Ispirazione per Stefania – Il vetturino nella nebbia di Milano

Il vetturino – di Stefania Bonanni

Da tanti anni faceva il turno di notte. Da tante notti non dormiva nel suo letto. Da tanto tempo aveva per compagni il buio, la nebbia, le nuvolette del fiato caldo, e, soprattutto, quel vecchio ronzino che ansimava al suo stesso ritmo. Si conoscevano bene, non c’era bisogno lo incitasse, e meno che mai lo strattonasse. Tutti e due conoscevano il lavoro e le strade, tutti e due sapevano che la notte dei ricchi prevedeva il rientro a casa con la carrozzella. Dei ricchi, certo. Solo i ricchi frequentavano locali la notte. Solo loro avrebbero dormito tutto il giorno dopo, senza dover lavorare. Solo i ricchi avevano scarpe che si sarebbero sciupate nelle pozzanghere, e donne con abiti che lasciavano le spalle nude, che non era il caso camminassero nella nebbia.
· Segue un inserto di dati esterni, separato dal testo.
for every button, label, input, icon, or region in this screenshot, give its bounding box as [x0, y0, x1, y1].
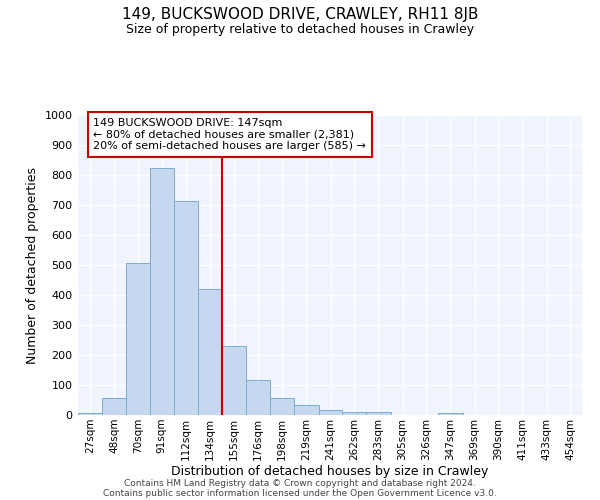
Bar — [294, 404, 319, 415]
X-axis label: Distribution of detached houses by size in Crawley: Distribution of detached houses by size … — [172, 466, 488, 478]
Bar — [438, 412, 463, 415]
Bar — [199, 289, 222, 415]
Bar — [245, 380, 271, 415]
Bar — [127, 263, 150, 415]
Text: Contains HM Land Registry data © Crown copyright and database right 2024.: Contains HM Land Registry data © Crown c… — [124, 478, 476, 488]
Text: 149 BUCKSWOOD DRIVE: 147sqm
← 80% of detached houses are smaller (2,381)
20% of : 149 BUCKSWOOD DRIVE: 147sqm ← 80% of det… — [93, 118, 366, 151]
Bar — [222, 346, 245, 415]
Text: Contains public sector information licensed under the Open Government Licence v3: Contains public sector information licen… — [103, 488, 497, 498]
Bar — [343, 412, 366, 415]
Bar — [173, 201, 199, 415]
Bar — [78, 412, 101, 415]
Bar — [366, 412, 391, 415]
Y-axis label: Number of detached properties: Number of detached properties — [26, 166, 39, 364]
Text: 149, BUCKSWOOD DRIVE, CRAWLEY, RH11 8JB: 149, BUCKSWOOD DRIVE, CRAWLEY, RH11 8JB — [122, 8, 478, 22]
Bar — [150, 168, 173, 415]
Bar — [319, 410, 343, 415]
Bar — [101, 398, 127, 415]
Text: Size of property relative to detached houses in Crawley: Size of property relative to detached ho… — [126, 22, 474, 36]
Bar — [271, 398, 294, 415]
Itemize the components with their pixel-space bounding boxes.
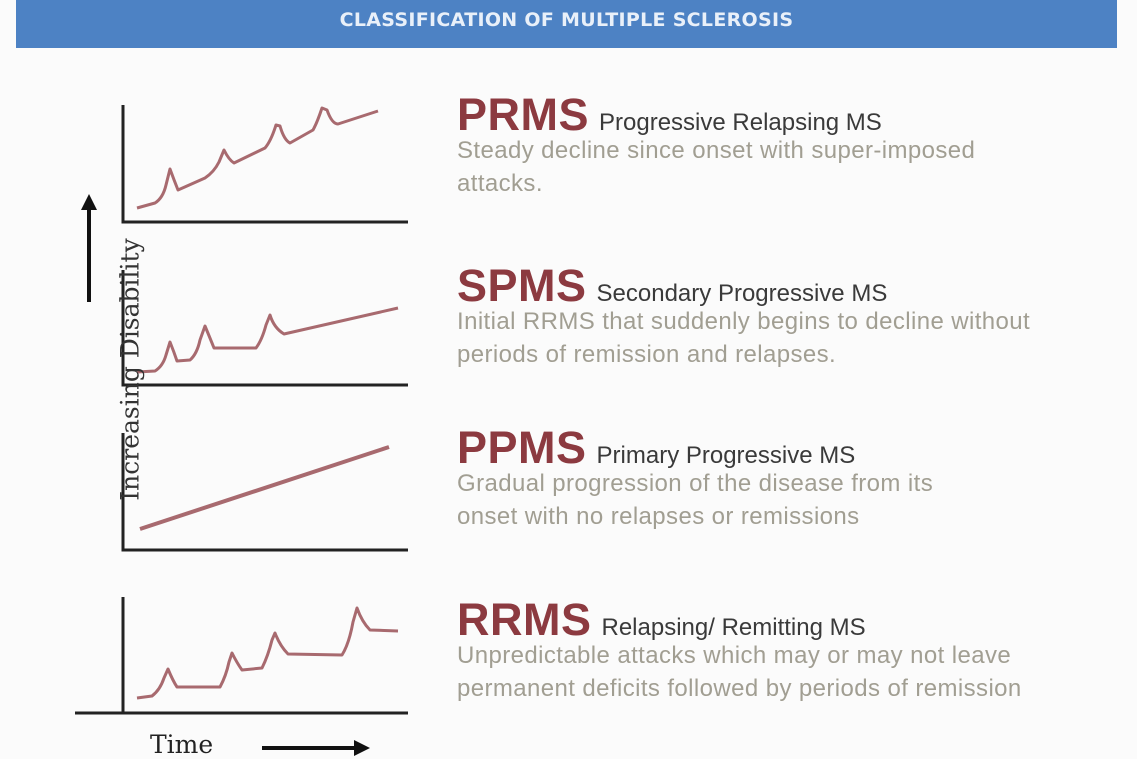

L’ uomo a cassetta aveva a casa una donna piena di rughe e con le trecce bianche. Gli era invecchiata di notte, lui non se ne era accorto, per tanto tempo.

Quando rientrava, al mattino, lei gli lasciava il suo posto nel letto, ed ogni volta lui ringraziava la sorte, per quel tepore di lei nel quale scacciava il freddo, la stanchezza, la nebbia. Si vedevano poco. Lui dormiva quando lei era sveglia, e lavorava quando lei dormiva. Era una specie di labirinto, nel quale si camminava e faticava, senza mai incontrarsi davvero. Se la ripensava giovane e bella, si rammaricava per aver dormito poco con lei accanto.

Il pensiero di lei lo accompagnava da così tanto tempo, che riempiva le sue notti, mentre lavorava, ed i suoi giorni, mentre sognava.

Sarebbe stato un pover uomo nella nebbia, uno che neanche guardavano in faccia, se non avesse avuto lei. Chissà se qualcuno lo avrebbe notato, se non lei. Lei che ogni mattina spolverava e puliva i suoi stivali fangosi, la sua divisa, il suo impermeabile.

E la sera, quando lui si vestiva di nuovo da vetturino, era fiero di sé e della sua immagine immacolata. Perché se lei ci teneva così, all’ immagine del suo uomo, di certo era per amore.

E questo pensiero bastava, a vedere nella nebbia, a rischiarare la notte, a sopportare il freddo.

L’immagine per Tina – Donna con la treccia

Non è tempo per la crocchia – di Tina Conti

Avevo deciso, fatte tutte  le considerazioni del caso che   sicuramente quando sarei stata anziana  mi sarei  pettinata  con una  crocchia  come la mia nonna.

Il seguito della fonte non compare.